Cosa ci dice la morte di due donne tra gli scaffali sul valore della nostra vita

Morire al supermercato appare un controsenso perché è l’ambiente che identifichiamo come sorgente di vita o, meno aulicamente, il contesto rassicurante in cui troviamo ciò che ci consente di sopravvivere. È una sorgente artificiale, in quanto ci fa trarre nutrimento e conforto da comodi scaffali multicolori anziché durare i perigli dell’autosufficienza selvatica; il più delle volte, è anche conveniente.

 

Questo fine settimana però due donne, una nel torinese e una nel pisano, sono morte al supermercato. La prima ha avuto un infarto ma il negozio è rimasto aperto, distribuendo la spesa col cadavere sotto il lenzuolo.

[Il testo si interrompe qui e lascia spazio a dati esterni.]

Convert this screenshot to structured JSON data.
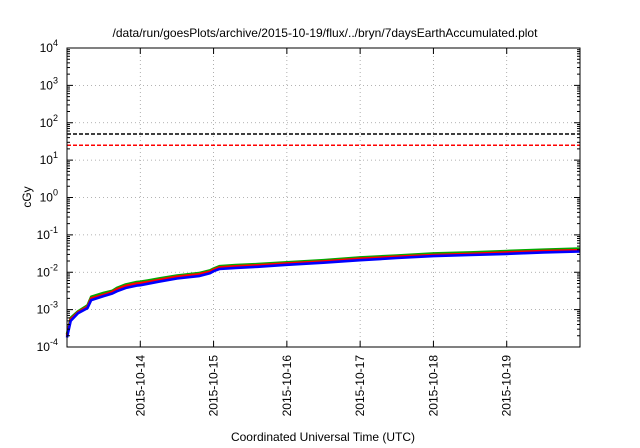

La seconda l’hanno trovata in bagno ieri ma pare fosse morta sabato o già venerdì.

 

Il supermercato, infatti, ci garantisce sopravvivenza a basso costo a patto di ottimizzare gli sprechi, continuando a vendere anche in circostanze estreme o non controllando che tutti i clienti entrati in bagno ne siano usciti regolarmente. Il risparmio è una santa cosa ma, perseguito ossessivamente, può avere di questi effetti collaterali; pertanto, quando un esercizio ci vende sopravvivenza a costi irrisori, teniamo presente di rimando che dà alla nostra vita un valore da hard discount.